Autotrasporto, Confartigianato: “Carburanti al 30% dei costi. Servono aiuti mirati”

L’autotrasporto è arrivato a un punto critico. L’aumento dei costi operativi, la pressione della committenza, i margini sempre più ridotti e la volatilità dei prezzi stanno mettendo a dura prova la tenuta delle imprese.

In Basilicata il problema è particolarmente evidente sul fronte dei carburanti: secondo i dati Mimit, oggi il prezzo medio self-service è di 2,064 euro al litro per la benzina e 2,168 euro per il gasolio, mentre il Gpl servito si attesta a 0,749 euro e il metano a 1,671 euro al chilo.

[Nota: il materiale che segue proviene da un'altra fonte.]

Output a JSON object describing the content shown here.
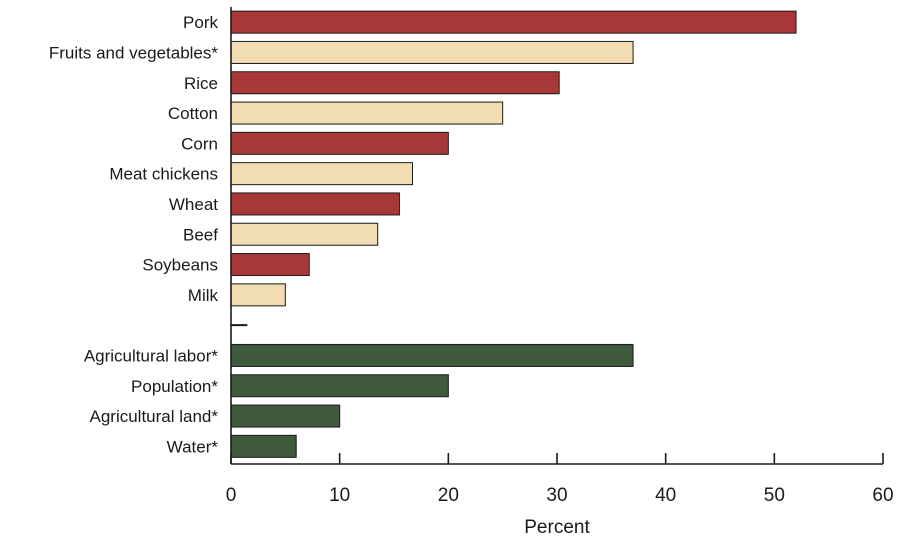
{
  "chart_data": {
    "type": "bar",
    "orientation": "horizontal",
    "title": "",
    "xlabel": "Percent",
    "ylabel": "",
    "xlim": [
      0,
      60
    ],
    "xticks": [
      0,
      10,
      20,
      30,
      40,
      50,
      60
    ],
    "grid": false,
    "legend": "none",
    "colors": {
      "red": "#a83838",
      "beige": "#f2dcb3",
      "green": "#3f5a3d",
      "outline": "#1a1a1a"
    },
    "categories": [
      "Pork",
      "Fruits and vegetables*",
      "Rice",
      "Cotton",
      "Corn",
      "Meat chickens",
      "Wheat",
      "Beef",
      "Soybeans",
      "Milk",
      "",
      "Agricultural labor*",
      "Population*",
      "Agricultural land*",
      "Water*"
    ],
    "values": [
      52,
      37,
      30.2,
      25,
      20,
      16.7,
      15.5,
      13.5,
      7.2,
      5,
      1.5,
      37,
      20,
      10,
      6
    ],
    "bar_colors": [
      "red",
      "beige",
      "red",
      "beige",
      "red",
      "beige",
      "red",
      "beige",
      "red",
      "beige",
      "line",
      "green",
      "green",
      "green",
      "green"
    ]
  }
}
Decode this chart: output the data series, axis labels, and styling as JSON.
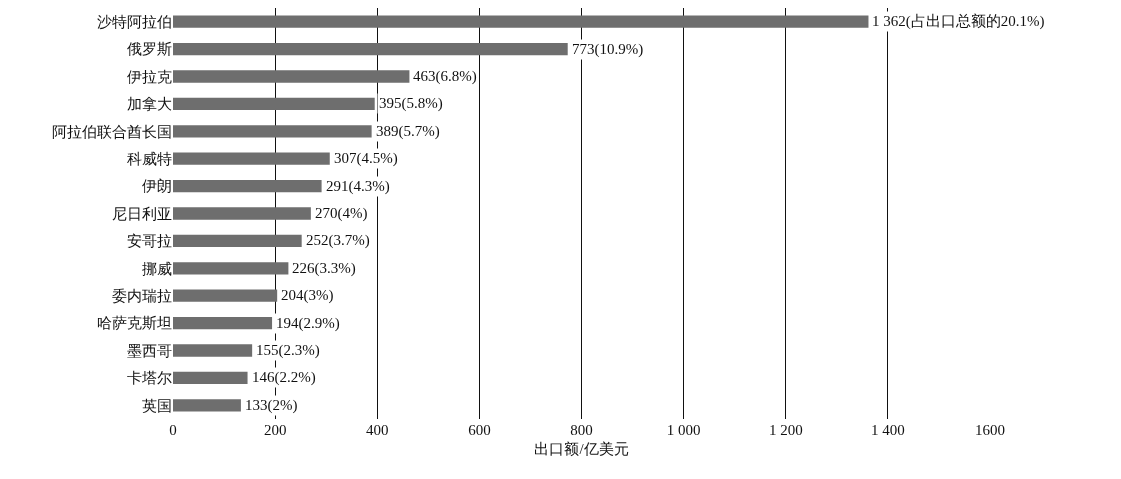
{
  "chart_data": {
    "type": "bar",
    "orientation": "horizontal",
    "xlabel": "出口额/亿美元",
    "categories": [
      "沙特阿拉伯",
      "俄罗斯",
      "伊拉克",
      "加拿大",
      "阿拉伯联合酋长国",
      "科威特",
      "伊朗",
      "尼日利亚",
      "安哥拉",
      "挪威",
      "委内瑞拉",
      "哈萨克斯坦",
      "墨西哥",
      "卡塔尔",
      "英国"
    ],
    "values": [
      1362,
      773,
      463,
      395,
      389,
      307,
      291,
      270,
      252,
      226,
      204,
      194,
      155,
      146,
      133
    ],
    "value_labels": [
      "1 362(占出口总额的20.1%)",
      "773(10.9%)",
      "463(6.8%)",
      "395(5.8%)",
      "389(5.7%)",
      "307(4.5%)",
      "291(4.3%)",
      "270(4%)",
      "252(3.7%)",
      "226(3.3%)",
      "204(3%)",
      "194(2.9%)",
      "155(2.3%)",
      "146(2.2%)",
      "133(2%)"
    ],
    "color": "#6e6e6e",
    "xlim": [
      0,
      1600
    ],
    "xticks": [
      0,
      200,
      400,
      600,
      800,
      {
        "value": 1000,
        "label": "1 000"
      },
      {
        "value": 1200,
        "label": "1 200"
      },
      {
        "value": 1400,
        "label": "1 400"
      },
      1600
    ],
    "grid": "x"
  }
}
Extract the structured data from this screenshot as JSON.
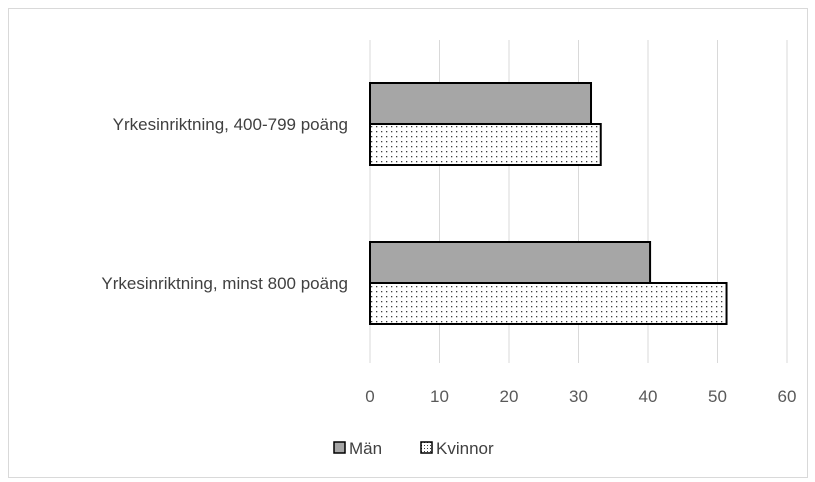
{
  "chart_data": {
    "type": "bar",
    "orientation": "horizontal",
    "categories": [
      "Yrkesinriktning, 400-799 poäng",
      "Yrkesinriktning, minst 800 poäng"
    ],
    "series": [
      {
        "name": "Män",
        "values": [
          31.8,
          40.3
        ],
        "color": "#a6a6a6",
        "pattern": "solid"
      },
      {
        "name": "Kvinnor",
        "values": [
          33.2,
          51.3
        ],
        "color": "#ffffff",
        "pattern": "dotted"
      }
    ],
    "xlim": [
      0,
      60
    ],
    "xticks": [
      "0",
      "10",
      "20",
      "30",
      "40",
      "50",
      "60"
    ],
    "grid": "vertical",
    "legend": "bottom",
    "title": "",
    "xlabel": "",
    "ylabel": ""
  }
}
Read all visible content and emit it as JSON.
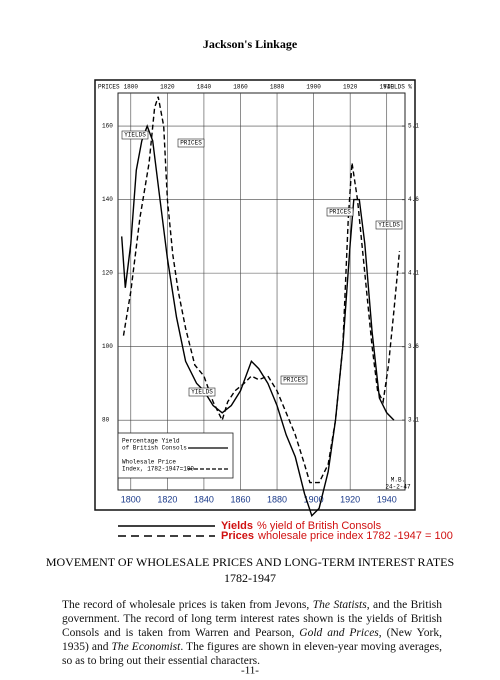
{
  "header": {
    "title": "Jackson's Linkage"
  },
  "chart_data": {
    "type": "line",
    "left_axis_label": "PRICES",
    "right_axis_label": "YIELDS %",
    "xlim": [
      1793,
      1950
    ],
    "xticks": [
      1800,
      1820,
      1840,
      1860,
      1880,
      1900,
      1920,
      1940
    ],
    "ylim": [
      61,
      169
    ],
    "yticks": [
      80,
      100,
      120,
      140,
      160
    ],
    "y2lim": [
      2.625,
      5.325
    ],
    "y2ticks": [
      3.1,
      3.6,
      4.1,
      4.6,
      5.1
    ],
    "grid": true,
    "series": [
      {
        "name": "Yields",
        "color": "#000000",
        "axis": "y2",
        "dash": false,
        "x": [
          1795,
          1797,
          1800,
          1803,
          1806,
          1809,
          1812,
          1816,
          1820,
          1825,
          1830,
          1836,
          1840,
          1845,
          1850,
          1855,
          1860,
          1866,
          1870,
          1875,
          1880,
          1885,
          1890,
          1895,
          1899,
          1903,
          1908,
          1912,
          1916,
          1920,
          1922,
          1925,
          1928,
          1932,
          1936,
          1940,
          1944
        ],
        "values": [
          4.35,
          4.0,
          4.3,
          4.8,
          5.0,
          5.1,
          5.0,
          4.6,
          4.2,
          3.8,
          3.5,
          3.35,
          3.3,
          3.2,
          3.15,
          3.2,
          3.3,
          3.5,
          3.45,
          3.35,
          3.2,
          3.0,
          2.85,
          2.6,
          2.45,
          2.5,
          2.75,
          3.1,
          3.6,
          4.3,
          4.6,
          4.6,
          4.3,
          3.7,
          3.25,
          3.15,
          3.1
        ]
      },
      {
        "name": "Prices",
        "color": "#000000",
        "axis": "y",
        "dash": true,
        "x": [
          1796,
          1800,
          1805,
          1810,
          1813,
          1815,
          1818,
          1820,
          1823,
          1826,
          1830,
          1835,
          1840,
          1845,
          1850,
          1853,
          1857,
          1862,
          1866,
          1870,
          1875,
          1880,
          1885,
          1890,
          1895,
          1898,
          1903,
          1908,
          1912,
          1916,
          1919,
          1921,
          1924,
          1928,
          1932,
          1935,
          1938,
          1941,
          1944,
          1947
        ],
        "values": [
          103,
          115,
          135,
          150,
          165,
          168,
          160,
          140,
          125,
          115,
          105,
          95,
          92,
          85,
          80,
          85,
          88,
          90,
          92,
          91,
          92,
          88,
          82,
          76,
          68,
          63,
          63,
          68,
          80,
          100,
          135,
          150,
          140,
          120,
          100,
          88,
          85,
          95,
          110,
          126
        ]
      }
    ],
    "annotations": [
      "YIELDS",
      "PRICES",
      "PRICES",
      "YIELDS",
      "YIELDS",
      "PRICES"
    ],
    "inset_legend": [
      [
        "Percentage Yield",
        "of British Consols"
      ],
      [
        "Wholesale Price",
        "Index, 1782-1947=100"
      ]
    ],
    "signature": [
      "M.B.",
      "24-2-47"
    ],
    "legend_descriptions": [
      "% yield of British Consols",
      "wholesale price index 1782 -1947 = 100"
    ]
  },
  "caption": {
    "title": "MOVEMENT OF WHOLESALE PRICES AND LONG-TERM INTEREST RATES",
    "subtitle": "1782-1947"
  },
  "body": [
    {
      "text": "The record of wholesale prices is taken from Jevons, ",
      "italic": false
    },
    {
      "text": "The Statists",
      "italic": true
    },
    {
      "text": ", and the British government. The record of long term interest rates shown is the yields of British Consols and is taken from Warren and Pearson, ",
      "italic": false
    },
    {
      "text": "Gold and Prices",
      "italic": true
    },
    {
      "text": ", (New York, 1935) and ",
      "italic": false
    },
    {
      "text": "The Economist",
      "italic": true
    },
    {
      "text": ". The figures are shown in eleven-year moving averages, so as to bring out their essential characters.",
      "italic": false
    }
  ],
  "footer": {
    "page": "-11-"
  }
}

Per le imprese di autotrasporto il carburante, che prima della crisi rappresentava circa il 20% dei costi aziendali, oggi arriva a pesare intorno al 30%, diventando la seconda voce di spesa dopo il personale.

Confartigianato Imprese Trasporti chiede quindi di superare la logica degli interventi emergenziali e una tantum. «Non possiamo più permetterci di procedere giorno per giorno – sottolinea l’associazione –.

Le emergenze non sono più eventi eccezionali, ma sono diventate una prassi consolidata».

Da qui la richiesta di una maggiore stabilità nella determinazione dei costi e di interventi strutturali, evitando di affidarsi esclusivamente a un taglio generalizzato delle accise, considerato costoso e poco mirato.

Sul tema interviene Rosa Gentile, dirigente nazionale e regionale di Confartigianato, che propone di distinguere tra le diverse esigenze di imprese e famiglie.

«Non tutti usano il carburante allo stesso modo. Per un autotrasportatore è una voce di costo aziendale ormai determinante; per un pendolare che vive in un’area poco servita dal trasporto pubblico è invece una spesa spesso obbligata.

E per una famiglia con un reddito basso l’aumento alla pompa pesa molto di più. Per questo riteniamo sia arrivato il momento di ragionare su un Credito Mobilità Rimborsabile, destinato soprattutto alle famiglie con redditi più bassi, ai pendolari e a chi vive nei territori dove l’auto è praticamente indispensabile».

Una misura, nelle intenzioni di Confartigianato, alternativa ai tagli lineari: «Invece di ridurre il prezzo di ogni litro per tutti – spiega Gentile – utilizziamo le risorse per aiutare maggiormente chi ne ha davvero bisogno».

Per l’autotrasporto, invece, la richiesta è di uno strumento specifico. Il Governo ha già previsto un credito d’imposta collegato all’aumento del costo del gasolio, ma secondo l’associazione non è sufficiente.

«Chiediamo per la categoria un prezzo agevolato del carburante, come avviene per agricoltura e pesca, e l’abolizione dell’Iva del 22% sulle accise».

La proposta di Confartigianato punta dunque su una doppia direttrice: sostegni mirati alle imprese di autotrasporto e un credito di mobilità per le famiglie più esposte, evitando di disperdere risorse in misure indistinte.

Una questione che si intreccia anche con la transizione energetica. Alle imprese dell’autotrasporto viene chiesto di investire in mezzi e tecnologie più sostenibili, ma l’impennata dei costi energetici rischia di ridurre proprio la capacità finanziaria necessaria per affrontare quella trasformazione.

«Con risorse pubbliche limitate – conclude Gentile – dare lo stesso sconto a tutti non significa necessariamente aiutare meglio. Servono interventi selettivi, capaci di sostenere chi oggi è maggiormente esposto alla crisi».